The Communities Oncology Network is a collaborative voluntary partnership with hospitals in the health authorities in conjunction with BCCA Cancer Centres and the Systemic and Radiation Programs.
Components of the Communities Oncology Network include patients and their families, community health care providers and volunteers, hospitals, community groups, Health Regions, the BC Cancer Agency Regional Centres and all the processes facilitated by the Agency. The components are interdependent and held together by trust, mutual respect, communication and education.
Due to issues of geographic distance and oncologist shortage patients may be seen by a medical oncologist, from one of the six Regional Cancer Centres, via a video-consult. The oncologist will formulate a management plan and transfer care to a General Practitioner in Oncology (GPO) or internist through a formalized process (CON Referral) who will oversee and assume responsibility of delivery of chemotherapy and medical care in the patient's local community at a recognized Community Oncology Centre with ongoing reporting to and supervision from the MRP and/or other BCCA oncologists. The BCCA has ensured that the GPO’s and/or internists have the necessary ability, knowledge, and skill to manage the care of these patients. The BCCA and the respective Health Authorities work together to ensure that the community cancer centres meets the BCCA standards as defined by the CON model. These standards outlining infrastructure and processes necessary for a comprehensive community cancer care program are found at the BCCA website.
Evidence supports the observation that patient outcomes from their cancer treatment are related to the experience of their care providers. Quality care for cancer patients requires a dedicated team of health care professionals knowledgeable about all aspects of cancer care, working together to deliver that care.
The CON facilities must have at a minimum, appropriately trained and competent staff (nurses, physicians, pharmacists) to administer and manage the cytotoxic and hazardous products used to treat cancer. As well they must have access to clinical diagnostic services, such as haematology, with the capability to provide all of the information required to monitor cancer therapy. Additionally these communities must have the capabilities to respond to complications of therapy 24 hours per day.
Each of the community health care professionals must be supported to develop and maintain their competency.
Physician: The medical staff within the health care community ought to identify one or two physicians who have an interest in cancer care and chemotherapy delivery and are willing to obtain oncology expertise through the Family practice oncology Network preceptorship program or other similar experience. Maintenance of competency would be by yearly updates such as at a Regional Cancer Centre, the BCCA Annual Cancer Conference or other means.
Registered Nurses: The appropriate health care leader(s) within the community ought to identify nurses who have an interest in oncology nursing and are willing to obtain chemotherapy certification at the BCCA, or other similar training program in a regional Health Authority. Each chemotherapy certified nurse is responsible for maintaining continuing competency in the care of patients receiving chemotherapy and will demonstrate this annually by:
Recording administration of at least 50 chemotherapy drugs per year.

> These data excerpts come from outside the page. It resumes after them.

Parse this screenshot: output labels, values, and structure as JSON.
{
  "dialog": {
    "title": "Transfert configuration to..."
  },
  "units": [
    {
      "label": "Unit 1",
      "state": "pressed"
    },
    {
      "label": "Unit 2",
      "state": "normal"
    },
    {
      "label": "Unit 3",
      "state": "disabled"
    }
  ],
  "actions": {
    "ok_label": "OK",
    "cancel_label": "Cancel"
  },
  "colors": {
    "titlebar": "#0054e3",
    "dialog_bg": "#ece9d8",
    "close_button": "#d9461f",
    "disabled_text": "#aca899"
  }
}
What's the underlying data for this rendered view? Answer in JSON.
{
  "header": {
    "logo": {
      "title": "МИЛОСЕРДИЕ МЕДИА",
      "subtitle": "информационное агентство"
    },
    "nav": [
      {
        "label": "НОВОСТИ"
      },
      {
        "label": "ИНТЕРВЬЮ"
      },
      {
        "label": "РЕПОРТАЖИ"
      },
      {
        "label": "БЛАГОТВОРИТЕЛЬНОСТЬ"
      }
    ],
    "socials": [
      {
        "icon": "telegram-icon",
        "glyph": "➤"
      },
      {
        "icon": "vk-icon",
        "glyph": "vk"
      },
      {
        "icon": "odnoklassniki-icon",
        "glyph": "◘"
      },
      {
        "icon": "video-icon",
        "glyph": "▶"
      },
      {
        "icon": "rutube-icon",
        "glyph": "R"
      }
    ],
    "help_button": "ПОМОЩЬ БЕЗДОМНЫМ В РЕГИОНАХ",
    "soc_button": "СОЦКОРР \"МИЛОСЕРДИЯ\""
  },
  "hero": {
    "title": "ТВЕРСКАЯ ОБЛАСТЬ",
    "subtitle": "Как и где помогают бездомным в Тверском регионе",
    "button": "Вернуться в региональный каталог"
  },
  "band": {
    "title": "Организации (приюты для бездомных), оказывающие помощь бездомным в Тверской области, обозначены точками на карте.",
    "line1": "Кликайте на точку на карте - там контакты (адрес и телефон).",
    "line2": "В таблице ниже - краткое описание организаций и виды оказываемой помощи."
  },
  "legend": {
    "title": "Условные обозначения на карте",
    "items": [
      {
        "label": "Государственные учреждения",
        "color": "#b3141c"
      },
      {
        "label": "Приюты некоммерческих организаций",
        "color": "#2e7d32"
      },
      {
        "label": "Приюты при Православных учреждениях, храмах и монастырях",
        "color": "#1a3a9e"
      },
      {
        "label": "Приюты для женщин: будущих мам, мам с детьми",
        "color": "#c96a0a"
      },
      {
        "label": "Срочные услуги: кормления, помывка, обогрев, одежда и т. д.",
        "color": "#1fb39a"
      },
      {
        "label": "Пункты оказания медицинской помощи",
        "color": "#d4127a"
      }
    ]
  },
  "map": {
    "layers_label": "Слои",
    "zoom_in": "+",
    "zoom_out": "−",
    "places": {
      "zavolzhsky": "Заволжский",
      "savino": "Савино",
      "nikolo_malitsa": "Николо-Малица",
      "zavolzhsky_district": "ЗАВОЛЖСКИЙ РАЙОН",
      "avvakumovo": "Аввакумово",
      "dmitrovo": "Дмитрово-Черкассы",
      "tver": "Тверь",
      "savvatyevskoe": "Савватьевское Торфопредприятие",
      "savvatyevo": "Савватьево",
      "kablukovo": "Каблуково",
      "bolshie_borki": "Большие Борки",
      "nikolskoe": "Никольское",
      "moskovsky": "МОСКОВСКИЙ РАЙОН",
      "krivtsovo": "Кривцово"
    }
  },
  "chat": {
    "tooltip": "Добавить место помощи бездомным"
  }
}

Recording participation in at least 10 hours of continuing education annually that is specifically related to care of patients receiving chemotherapy.
The nursing leadership supports the nurse in meeting requirements for continuing competency by facilitating scheduling and education relief time.
Information about chemotherapy certification education for nurses, including course outline, expectations for continuing competency, nurse selection, and application process is available in Chemotherapy Nursing.
Pharmacy Staff: The appropriate health care leaders within the community ought to identify one or two pharmacists who have an interest in oncology pharmacy care and are willing to expand their knowledge of oncology care. This knowledge can be obtained in different ways such as liaising with pharmacy staff from the BCCA, participating in professional development opportunities provided by the BCCA, and the Pharmacy Professional Meeting at the BCCA Annual Cancer Conference. In addition, pharmacy technicians trained in the safe handling and preparation of cytotoxics and hazardous drugs should be supported to maintain their expertise and competency.
BCCA medical oncologists will not be referring patients to communities that do not meet the foregoing standards.